Il cellulare può rivelarsi uno strumento prezioso in occasione di un disastro, e per vari motivi: sicuramente per l’uso che ne può fare il possessore (chiamare i propri cari, le forze di polizia, i mezzi di soccorso, al limite anche usare l’applicazione-torcia), ma anche, ci spiega l’Economist, per i dati che si possono ricavare dal monitoraggio del traffico telefonico di una segmento di popolazione. Ma cosa comporta questo utilizzo? Se ne parla in questi giorni con riferimento all’epidemia di Ebola. 

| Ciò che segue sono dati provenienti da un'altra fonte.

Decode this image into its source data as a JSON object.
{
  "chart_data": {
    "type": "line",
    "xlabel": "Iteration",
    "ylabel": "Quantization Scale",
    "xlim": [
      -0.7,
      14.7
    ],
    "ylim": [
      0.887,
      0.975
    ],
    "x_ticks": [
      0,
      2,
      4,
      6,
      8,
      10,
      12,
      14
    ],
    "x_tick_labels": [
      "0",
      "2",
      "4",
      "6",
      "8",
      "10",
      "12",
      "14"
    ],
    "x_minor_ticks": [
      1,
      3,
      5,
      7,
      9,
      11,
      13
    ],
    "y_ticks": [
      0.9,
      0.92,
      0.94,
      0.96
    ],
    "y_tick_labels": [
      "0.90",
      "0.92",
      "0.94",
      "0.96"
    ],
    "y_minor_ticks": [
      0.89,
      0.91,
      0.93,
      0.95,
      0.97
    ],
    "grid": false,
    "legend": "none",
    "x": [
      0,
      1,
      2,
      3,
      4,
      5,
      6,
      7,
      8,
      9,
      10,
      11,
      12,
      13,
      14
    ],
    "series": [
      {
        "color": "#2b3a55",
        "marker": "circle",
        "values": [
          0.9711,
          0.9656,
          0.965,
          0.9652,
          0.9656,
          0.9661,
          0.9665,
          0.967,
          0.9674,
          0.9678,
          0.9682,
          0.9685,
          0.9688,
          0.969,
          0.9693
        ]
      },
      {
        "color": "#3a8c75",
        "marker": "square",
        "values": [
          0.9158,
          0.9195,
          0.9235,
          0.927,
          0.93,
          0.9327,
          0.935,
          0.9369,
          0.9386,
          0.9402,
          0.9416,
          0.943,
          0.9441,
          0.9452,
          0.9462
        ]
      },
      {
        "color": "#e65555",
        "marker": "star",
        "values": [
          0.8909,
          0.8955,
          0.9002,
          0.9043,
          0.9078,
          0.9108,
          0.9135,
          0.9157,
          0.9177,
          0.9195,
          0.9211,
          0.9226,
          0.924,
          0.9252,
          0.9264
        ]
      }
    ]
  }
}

Una delle priorità di chi lotta per contenere l’emergenza Ebola è verificare gli spostamenti delle persone che ne sono affette per monitorare le possibilità di contagio. Poiché ogni cellulare è a tutti gli effetti un segnalatore di posizione (i fanatici della cronaca nera lo sanno bene), seguire gli spostamenti delle persone che hanno contratto il virus potrebbe essere molto semplice, se queste portano con sé il proprio cellulare. Il dato in questione è il “Call-data record” (Cdr), ovvero i registri dei dati di chiamata. L’accesso ai Cdr, però, presenta dei problemi, e non ci riferiamo solo a quelli etici segnalati dal film “The Dark Knight”, in cui Morgan Freeman cerca di spiegare a Batman quanto sia lesivo della privacy trasformare tutti i cellulari di Gotham City in ripetitori sonar per cercare di scovare il Joker.

The Dark Knight
Morgan Freeman nel film “The Dark Knight” si accinge a violare la privacy degli abitanti di Gotham per scovare il Joker

Se, infatti, non ci sono stati problemi per i ricercatori di varie università a utilizzare dati storici (il Karolinska Institute di Stoccolma con una ricerca sulla diffusione della malaria ad Haiti nel 2010; la Carnagie Mellon University della Pennsylvania e l’Università di Harvard con una ricerca analoga in Kenya nel 2012; il settore ricerca della società di telecomunicazioni Telefonica di Madrid con un’indagine sulla febbre suina in Messico nel 2009), la questione viene sollevata circa l’impiego di dati correnti “in diretta”. Nel corso dell’estate, con l’avanzare dell’emergenza Ebola, si è cercato di porre rimedio alla questione della tutela della privacy richiamando regole ferree già in uso circa l’utilizzo dei dati, ma -imprevisto- è emerso anche il problema, da parte degli operatori telefonici che dovrebbero rilasciare i Cdr, della concorrenza aziendale: gli operatori, infatti, non vedono di buon occhio la divulgazione di dati inerenti il traffico telefonico e gli spostamenti dei propri utenti.

Il problema principale, però, è che l’impiego dei Cdr in un’emergenza in corso è un fatto nuovo e l’Onu stenta a muoversi su di un terreno mai battuto. Lo dimostra il fatto che solo all’ultimo minuto i promotori di questo strumento sono riusciti a prevedere per il summit dell’agenzia Onu International Communication Union, in corso fino al 7 novembre a Busan, in Corea del Sud, un panel sull’argomento.